Organic-inorganic hybrid perovskites (PSKs) function as efficient anodes for Li-ion batteries (LIBs) due to their facile alloying-dealloying reactions between Li and Pb. A large alkyl chain containing an organic cation, specifically, 3-bromopropylamine hydrobromide (BPA), is used to synthesize a 2D-3D hybrid PSK (CsMABPAPbIBr). The bulkiness of BPA inhibits its incorporation in the 3D octahedral cages, creating a pseudoquantum well wherein the low band gap inorganic PbX6 4- (X: Br/I) octahedra serve as the potential wells, and the high band gap organic layers serve as potential barriers.

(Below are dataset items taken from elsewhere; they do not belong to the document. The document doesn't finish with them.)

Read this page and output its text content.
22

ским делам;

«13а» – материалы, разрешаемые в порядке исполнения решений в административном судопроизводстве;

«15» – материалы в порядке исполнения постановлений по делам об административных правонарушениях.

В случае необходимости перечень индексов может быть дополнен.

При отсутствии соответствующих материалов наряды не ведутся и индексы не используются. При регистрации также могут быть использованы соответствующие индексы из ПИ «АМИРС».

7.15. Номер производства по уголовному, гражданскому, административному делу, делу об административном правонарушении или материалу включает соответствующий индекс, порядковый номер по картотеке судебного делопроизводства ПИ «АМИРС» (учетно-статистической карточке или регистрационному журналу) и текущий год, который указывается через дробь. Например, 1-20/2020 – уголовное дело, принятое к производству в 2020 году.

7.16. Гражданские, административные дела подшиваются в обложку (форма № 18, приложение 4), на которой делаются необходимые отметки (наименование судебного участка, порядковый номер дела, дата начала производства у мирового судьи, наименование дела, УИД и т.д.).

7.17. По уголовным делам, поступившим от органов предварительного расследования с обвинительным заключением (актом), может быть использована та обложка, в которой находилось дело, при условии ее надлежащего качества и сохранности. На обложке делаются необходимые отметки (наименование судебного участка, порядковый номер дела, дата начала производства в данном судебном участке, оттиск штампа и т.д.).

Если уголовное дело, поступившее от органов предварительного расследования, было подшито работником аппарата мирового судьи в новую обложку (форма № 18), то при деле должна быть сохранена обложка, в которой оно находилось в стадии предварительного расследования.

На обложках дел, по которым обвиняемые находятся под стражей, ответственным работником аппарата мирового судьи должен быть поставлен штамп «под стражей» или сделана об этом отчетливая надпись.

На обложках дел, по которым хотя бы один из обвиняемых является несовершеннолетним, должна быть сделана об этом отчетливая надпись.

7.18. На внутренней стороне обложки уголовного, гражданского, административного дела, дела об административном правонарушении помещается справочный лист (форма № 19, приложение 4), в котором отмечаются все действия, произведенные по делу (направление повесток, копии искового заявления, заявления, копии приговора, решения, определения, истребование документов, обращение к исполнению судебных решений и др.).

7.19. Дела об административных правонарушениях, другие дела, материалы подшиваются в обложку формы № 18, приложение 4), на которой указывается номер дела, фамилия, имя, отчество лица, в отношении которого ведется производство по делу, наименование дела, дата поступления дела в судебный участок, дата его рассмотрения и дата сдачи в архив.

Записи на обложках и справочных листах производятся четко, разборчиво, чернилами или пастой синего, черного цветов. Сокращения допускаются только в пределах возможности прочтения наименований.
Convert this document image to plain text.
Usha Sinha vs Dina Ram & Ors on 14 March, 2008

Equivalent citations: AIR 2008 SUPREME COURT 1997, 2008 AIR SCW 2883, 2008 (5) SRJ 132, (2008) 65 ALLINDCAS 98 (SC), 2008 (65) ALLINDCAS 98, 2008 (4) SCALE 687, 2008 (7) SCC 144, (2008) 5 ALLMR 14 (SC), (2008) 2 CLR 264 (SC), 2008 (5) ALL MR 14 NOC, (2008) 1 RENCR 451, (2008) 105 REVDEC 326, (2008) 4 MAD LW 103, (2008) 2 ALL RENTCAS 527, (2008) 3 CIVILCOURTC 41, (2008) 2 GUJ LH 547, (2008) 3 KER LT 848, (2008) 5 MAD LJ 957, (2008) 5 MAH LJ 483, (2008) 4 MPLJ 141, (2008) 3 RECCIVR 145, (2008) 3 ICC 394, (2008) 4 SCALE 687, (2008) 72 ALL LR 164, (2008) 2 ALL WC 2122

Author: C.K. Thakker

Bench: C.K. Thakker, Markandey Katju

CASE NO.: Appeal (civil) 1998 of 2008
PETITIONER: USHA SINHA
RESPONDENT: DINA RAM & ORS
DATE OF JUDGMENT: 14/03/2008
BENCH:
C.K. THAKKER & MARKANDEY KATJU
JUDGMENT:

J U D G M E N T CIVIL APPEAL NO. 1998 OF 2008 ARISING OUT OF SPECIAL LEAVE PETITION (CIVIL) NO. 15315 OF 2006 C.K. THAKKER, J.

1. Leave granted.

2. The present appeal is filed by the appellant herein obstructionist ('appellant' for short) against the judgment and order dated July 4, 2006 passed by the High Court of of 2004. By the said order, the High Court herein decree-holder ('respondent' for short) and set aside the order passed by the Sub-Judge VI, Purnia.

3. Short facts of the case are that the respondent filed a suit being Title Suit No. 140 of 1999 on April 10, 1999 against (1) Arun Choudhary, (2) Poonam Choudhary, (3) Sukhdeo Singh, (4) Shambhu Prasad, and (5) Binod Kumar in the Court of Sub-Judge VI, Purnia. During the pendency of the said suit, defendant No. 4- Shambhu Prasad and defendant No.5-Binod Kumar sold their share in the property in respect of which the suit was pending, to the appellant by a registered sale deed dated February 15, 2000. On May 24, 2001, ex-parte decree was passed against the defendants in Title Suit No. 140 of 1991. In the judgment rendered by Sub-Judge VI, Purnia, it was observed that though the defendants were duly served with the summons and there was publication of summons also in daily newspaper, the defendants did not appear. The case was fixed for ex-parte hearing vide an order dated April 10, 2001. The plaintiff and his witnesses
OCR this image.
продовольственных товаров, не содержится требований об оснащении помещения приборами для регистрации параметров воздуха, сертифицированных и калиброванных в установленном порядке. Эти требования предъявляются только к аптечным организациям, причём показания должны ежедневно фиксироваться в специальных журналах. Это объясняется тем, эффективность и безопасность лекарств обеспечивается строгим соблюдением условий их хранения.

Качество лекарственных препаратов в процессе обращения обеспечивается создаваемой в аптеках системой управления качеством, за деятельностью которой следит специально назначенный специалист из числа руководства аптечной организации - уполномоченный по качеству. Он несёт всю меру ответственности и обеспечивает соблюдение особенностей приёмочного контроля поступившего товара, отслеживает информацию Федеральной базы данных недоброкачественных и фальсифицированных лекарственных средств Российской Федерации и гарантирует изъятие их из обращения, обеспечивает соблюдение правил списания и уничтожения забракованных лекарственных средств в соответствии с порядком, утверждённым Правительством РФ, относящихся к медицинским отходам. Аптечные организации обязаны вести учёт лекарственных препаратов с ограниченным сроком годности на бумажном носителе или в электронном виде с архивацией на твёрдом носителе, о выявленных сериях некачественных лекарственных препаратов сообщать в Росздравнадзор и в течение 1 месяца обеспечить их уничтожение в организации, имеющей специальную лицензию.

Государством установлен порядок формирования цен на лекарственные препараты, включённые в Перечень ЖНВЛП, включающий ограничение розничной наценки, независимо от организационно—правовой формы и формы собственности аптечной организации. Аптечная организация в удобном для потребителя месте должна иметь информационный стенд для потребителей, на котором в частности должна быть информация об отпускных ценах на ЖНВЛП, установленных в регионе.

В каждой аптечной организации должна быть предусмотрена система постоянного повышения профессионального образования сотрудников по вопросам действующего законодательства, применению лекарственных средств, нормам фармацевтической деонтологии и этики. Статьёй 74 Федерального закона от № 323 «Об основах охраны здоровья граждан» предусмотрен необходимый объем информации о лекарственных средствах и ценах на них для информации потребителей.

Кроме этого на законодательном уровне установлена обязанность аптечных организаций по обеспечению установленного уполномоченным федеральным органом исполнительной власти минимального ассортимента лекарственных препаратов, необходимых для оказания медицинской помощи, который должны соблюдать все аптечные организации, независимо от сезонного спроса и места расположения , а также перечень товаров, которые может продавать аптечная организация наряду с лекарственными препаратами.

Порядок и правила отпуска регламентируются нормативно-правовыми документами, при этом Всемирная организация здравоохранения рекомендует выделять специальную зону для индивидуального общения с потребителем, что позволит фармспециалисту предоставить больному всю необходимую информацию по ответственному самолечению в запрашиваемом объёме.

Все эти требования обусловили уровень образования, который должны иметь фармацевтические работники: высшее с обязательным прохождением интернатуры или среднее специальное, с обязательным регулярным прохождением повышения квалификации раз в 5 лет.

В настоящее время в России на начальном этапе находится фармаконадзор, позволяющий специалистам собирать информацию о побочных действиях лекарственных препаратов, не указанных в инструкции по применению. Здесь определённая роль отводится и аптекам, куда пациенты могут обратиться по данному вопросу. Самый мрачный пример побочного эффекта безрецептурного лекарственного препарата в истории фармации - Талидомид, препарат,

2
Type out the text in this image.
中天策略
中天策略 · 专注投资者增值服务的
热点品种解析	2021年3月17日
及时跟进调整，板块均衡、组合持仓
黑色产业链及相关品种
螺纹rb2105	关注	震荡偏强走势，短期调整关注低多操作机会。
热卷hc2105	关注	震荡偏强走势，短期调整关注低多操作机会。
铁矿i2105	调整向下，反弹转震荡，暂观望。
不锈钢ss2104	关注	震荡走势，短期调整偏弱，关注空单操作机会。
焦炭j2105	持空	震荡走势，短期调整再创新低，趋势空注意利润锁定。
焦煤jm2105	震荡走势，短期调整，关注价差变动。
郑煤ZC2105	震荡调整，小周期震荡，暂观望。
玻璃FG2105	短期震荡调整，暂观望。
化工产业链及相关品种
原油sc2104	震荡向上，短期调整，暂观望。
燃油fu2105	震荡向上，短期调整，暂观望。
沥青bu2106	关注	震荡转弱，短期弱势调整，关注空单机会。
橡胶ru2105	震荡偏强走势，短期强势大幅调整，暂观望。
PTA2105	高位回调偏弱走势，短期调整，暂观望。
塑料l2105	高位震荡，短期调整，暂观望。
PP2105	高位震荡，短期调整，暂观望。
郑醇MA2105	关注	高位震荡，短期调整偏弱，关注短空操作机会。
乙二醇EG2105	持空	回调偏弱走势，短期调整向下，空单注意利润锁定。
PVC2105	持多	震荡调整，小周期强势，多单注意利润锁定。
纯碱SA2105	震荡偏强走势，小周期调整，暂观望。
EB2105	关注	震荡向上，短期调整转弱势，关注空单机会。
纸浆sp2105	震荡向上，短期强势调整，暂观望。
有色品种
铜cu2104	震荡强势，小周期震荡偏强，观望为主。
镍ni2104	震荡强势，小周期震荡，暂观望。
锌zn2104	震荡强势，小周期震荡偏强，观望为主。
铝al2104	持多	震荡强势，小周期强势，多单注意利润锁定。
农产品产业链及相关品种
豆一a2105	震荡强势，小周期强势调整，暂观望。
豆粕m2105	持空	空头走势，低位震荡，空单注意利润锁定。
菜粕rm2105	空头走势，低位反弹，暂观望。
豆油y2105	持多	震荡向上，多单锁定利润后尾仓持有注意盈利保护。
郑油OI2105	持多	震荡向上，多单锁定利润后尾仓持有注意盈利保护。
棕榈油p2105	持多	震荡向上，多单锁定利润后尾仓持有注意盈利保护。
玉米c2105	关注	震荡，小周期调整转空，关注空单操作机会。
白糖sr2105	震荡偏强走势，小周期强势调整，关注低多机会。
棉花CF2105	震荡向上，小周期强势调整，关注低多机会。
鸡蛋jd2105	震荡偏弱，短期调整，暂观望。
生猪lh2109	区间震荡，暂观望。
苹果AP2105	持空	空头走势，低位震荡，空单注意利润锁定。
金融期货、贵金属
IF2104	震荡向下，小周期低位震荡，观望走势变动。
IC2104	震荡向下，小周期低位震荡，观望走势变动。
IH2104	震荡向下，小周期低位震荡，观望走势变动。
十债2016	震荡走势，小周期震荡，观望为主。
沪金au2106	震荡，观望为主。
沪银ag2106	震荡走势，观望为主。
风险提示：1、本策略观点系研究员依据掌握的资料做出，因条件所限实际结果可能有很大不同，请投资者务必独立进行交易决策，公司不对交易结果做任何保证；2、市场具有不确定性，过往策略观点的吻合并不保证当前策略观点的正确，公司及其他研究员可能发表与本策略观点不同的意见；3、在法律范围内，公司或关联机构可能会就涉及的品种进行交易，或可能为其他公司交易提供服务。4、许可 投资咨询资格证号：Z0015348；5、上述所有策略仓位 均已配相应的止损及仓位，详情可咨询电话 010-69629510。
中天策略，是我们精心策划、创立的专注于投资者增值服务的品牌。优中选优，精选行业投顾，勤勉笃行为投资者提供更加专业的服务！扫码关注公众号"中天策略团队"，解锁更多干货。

This mixed-dimensional structure affords a greater number of accessible sites for Li+ ions, superior electrical conductivity and chemical stability relative to the control 3D PSK (CsMAPbIBr), thereby improving capacity, rate capability, and operational lifespan. Li-ion cells with the 2D-3D hybrid PSK-carbon nanotubes (CNTs) composite exhibited an initial discharge capacity of 221 mAh g-1, 84% capacity retention after 100 cycles and an energy density of 508 Wh kg-1, significantly enhanced compared to the 3D PSK-CNTs. The charge storage mechanism is largely dominated by pseudocapacitive-surface-controlled redox reactions, and the improved resistance to capacity fade demonstrated by the 2D-3D PSK is attributed to the ability of the organic cations (BPA) to serve as a strain-absorbing overlayer. These results highlight the potential of 2D-3D PSKs for developing energy-dense long-lived LIBs for practical applications.